Sound familiar? To put it simply, the middle recovery blues are part of the basic experience of recovery for most people. As you continue on, and continue to do the work, to address the heart and roots of your ED, you can expect the general direction of recovery to slowly but surely inch forward. However, as we know, the recovery trajectory is non-linear. And this non-linear nature of the healing process means that there will inevitably be some low points.
It’s like this-recovery is a mountain, but it is not a singular one-more like a mountain passage, with valleys, caverns, and regions in the middle of the climb where you have to go spelunking to make it to the next range. That spelunking region-that part where it gets dark, cold, and damp for a moment? That’s part of middle recovery.
So what’s a recovery warrior to do? I might suggests that, as any seasoned mountain climber would, that it is important to prepare yourself for all parts of the expedition. A seasoned mountain climber who knows about the spelunking involved will pack spelunking gear! She will read up on it, talk to other spelunkers, and rally her spelunking troops. Take a cue from her-prepare yourself as much as possible for the long haul; that is, prepare yourself for ED to get loud at different points ALL throughout the recovery journey.
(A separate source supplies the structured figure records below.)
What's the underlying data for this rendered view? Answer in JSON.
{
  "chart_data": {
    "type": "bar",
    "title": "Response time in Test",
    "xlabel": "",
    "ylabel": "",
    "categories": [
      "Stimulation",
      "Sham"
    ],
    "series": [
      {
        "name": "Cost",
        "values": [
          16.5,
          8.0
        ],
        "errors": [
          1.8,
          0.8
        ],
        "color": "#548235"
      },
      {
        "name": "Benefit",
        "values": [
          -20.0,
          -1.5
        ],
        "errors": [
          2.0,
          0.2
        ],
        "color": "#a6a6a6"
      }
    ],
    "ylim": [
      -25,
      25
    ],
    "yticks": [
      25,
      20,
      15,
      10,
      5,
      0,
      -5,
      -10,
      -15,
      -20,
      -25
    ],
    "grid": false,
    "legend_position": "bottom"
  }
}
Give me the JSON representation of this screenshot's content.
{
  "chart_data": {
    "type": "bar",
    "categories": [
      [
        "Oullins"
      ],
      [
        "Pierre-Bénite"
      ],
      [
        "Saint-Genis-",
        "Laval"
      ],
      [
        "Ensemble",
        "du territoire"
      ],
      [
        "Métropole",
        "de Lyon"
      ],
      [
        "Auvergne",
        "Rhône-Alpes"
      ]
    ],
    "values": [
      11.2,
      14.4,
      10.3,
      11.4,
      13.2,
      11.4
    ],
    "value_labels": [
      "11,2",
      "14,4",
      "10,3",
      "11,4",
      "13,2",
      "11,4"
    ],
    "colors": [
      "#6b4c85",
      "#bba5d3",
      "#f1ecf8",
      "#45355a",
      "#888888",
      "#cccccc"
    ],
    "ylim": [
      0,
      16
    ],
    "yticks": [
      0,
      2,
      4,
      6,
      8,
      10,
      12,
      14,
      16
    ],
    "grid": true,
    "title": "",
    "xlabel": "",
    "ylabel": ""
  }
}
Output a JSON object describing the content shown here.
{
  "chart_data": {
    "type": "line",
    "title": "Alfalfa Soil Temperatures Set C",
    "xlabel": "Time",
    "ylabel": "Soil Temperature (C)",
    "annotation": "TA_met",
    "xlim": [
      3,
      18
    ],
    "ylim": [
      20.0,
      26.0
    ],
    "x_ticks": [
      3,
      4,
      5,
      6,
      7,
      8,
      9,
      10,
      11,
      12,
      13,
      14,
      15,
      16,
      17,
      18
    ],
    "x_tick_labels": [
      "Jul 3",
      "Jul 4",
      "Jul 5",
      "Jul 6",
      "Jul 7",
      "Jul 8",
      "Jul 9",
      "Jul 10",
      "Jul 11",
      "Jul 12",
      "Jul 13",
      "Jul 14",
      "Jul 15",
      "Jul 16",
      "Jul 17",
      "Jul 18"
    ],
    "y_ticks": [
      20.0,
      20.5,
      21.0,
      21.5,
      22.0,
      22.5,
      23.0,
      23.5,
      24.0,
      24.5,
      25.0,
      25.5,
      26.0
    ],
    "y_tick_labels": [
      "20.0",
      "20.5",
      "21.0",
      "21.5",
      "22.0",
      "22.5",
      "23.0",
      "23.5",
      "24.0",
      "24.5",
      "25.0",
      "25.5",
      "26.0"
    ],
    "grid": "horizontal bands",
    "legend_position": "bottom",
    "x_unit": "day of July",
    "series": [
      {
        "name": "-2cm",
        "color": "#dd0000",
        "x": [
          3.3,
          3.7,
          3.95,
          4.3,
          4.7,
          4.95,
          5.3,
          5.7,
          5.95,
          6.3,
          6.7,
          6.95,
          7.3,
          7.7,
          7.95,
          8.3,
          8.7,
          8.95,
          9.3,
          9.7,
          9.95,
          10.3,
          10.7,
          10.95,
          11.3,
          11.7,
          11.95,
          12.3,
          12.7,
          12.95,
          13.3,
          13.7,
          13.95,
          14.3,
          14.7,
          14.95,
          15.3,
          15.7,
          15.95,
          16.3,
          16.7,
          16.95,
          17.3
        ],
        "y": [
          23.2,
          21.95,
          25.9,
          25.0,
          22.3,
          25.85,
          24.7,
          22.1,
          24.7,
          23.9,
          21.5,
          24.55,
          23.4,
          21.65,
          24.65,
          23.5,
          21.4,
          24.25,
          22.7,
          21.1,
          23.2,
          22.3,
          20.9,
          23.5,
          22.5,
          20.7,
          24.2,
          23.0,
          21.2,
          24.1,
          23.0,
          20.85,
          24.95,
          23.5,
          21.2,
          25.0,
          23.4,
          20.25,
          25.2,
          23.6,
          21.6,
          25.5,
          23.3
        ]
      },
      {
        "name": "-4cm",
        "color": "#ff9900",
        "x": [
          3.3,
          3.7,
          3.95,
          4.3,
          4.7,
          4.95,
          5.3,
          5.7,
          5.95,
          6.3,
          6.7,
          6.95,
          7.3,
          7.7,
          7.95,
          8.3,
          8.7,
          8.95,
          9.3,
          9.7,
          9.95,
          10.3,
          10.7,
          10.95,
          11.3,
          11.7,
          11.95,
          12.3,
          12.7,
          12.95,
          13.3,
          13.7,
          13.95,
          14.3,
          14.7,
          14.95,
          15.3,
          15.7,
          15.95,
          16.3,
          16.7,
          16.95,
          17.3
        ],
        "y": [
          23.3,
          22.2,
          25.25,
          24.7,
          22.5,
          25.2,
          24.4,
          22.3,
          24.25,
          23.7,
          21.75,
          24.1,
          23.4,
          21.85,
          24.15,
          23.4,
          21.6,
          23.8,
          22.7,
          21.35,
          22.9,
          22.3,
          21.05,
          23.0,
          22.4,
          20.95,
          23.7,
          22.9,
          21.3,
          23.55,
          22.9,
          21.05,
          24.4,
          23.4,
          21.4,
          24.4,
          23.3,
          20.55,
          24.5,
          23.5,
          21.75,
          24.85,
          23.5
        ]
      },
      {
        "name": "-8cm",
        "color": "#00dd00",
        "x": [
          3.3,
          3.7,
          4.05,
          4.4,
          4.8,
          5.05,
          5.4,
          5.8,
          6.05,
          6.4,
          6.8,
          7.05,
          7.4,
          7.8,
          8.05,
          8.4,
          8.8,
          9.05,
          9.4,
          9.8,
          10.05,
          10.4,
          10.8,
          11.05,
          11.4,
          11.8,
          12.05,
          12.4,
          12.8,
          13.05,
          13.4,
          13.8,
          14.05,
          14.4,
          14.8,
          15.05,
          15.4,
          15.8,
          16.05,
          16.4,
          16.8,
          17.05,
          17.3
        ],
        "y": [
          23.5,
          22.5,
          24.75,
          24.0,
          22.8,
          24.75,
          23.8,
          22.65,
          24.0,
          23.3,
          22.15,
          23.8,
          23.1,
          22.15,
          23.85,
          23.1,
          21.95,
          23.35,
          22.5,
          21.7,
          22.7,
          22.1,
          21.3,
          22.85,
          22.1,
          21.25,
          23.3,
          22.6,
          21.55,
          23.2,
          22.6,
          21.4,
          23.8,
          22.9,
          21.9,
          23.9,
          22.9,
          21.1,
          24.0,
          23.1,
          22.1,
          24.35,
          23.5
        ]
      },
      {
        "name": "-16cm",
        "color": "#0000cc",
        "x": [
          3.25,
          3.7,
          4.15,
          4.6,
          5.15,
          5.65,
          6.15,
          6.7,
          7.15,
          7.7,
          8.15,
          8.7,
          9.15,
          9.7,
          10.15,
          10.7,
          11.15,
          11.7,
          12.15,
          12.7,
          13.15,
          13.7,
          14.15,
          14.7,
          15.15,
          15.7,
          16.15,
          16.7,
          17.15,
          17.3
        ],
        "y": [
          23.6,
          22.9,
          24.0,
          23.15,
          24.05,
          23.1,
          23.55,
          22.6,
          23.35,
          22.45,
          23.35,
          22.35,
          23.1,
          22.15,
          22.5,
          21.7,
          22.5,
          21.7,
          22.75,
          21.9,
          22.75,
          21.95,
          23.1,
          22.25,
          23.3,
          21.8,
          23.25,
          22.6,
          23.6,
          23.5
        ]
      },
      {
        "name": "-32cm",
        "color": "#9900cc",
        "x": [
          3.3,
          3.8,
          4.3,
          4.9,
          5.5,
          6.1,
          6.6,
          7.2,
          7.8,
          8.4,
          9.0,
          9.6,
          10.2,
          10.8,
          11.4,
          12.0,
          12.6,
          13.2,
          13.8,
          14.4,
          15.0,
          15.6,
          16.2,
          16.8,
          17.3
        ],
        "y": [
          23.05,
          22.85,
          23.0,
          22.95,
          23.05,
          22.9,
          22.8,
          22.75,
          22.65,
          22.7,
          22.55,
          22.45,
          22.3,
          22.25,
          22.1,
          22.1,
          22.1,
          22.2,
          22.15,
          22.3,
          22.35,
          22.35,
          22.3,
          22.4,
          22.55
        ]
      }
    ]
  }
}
Make peace with the fact that time in recovery does not automatically equal a meeker and meeker ED every day. Similarly, work to make peace with the fact that experiencing strong ED feelings, thoughts, and urges well into recovery does not make you broken, or even mean that you are regressing in your recovery. Remember that relapse prevention plan? Revise it so that it works for middle recovery. There is no saying that your coping tools and plans can’t evolve with you! And lastly-rally those troops. Talk with your support system about what you need at the different points in recovery. Remind them about what is going on behind closed doors (i.e. between your ears) even though you may “look” recovered to them. It may feel scary, or hurt to have to remind people of this, but with practice, you will become more comfortable with advocating for your needs (versus getting quiet and letting ED speak up for you).
It is my belief that if we talk about the experience of middle recovery more, if we raise awareness about it, and game plan for it more proactively in therapy, the middle recovery blues don’t have to be so dark. And never forget about why you’re engaging in all of this hard work- the reward at the top of that mountain? Freedom. Middle recovery and all- you will never regret this journey warrior.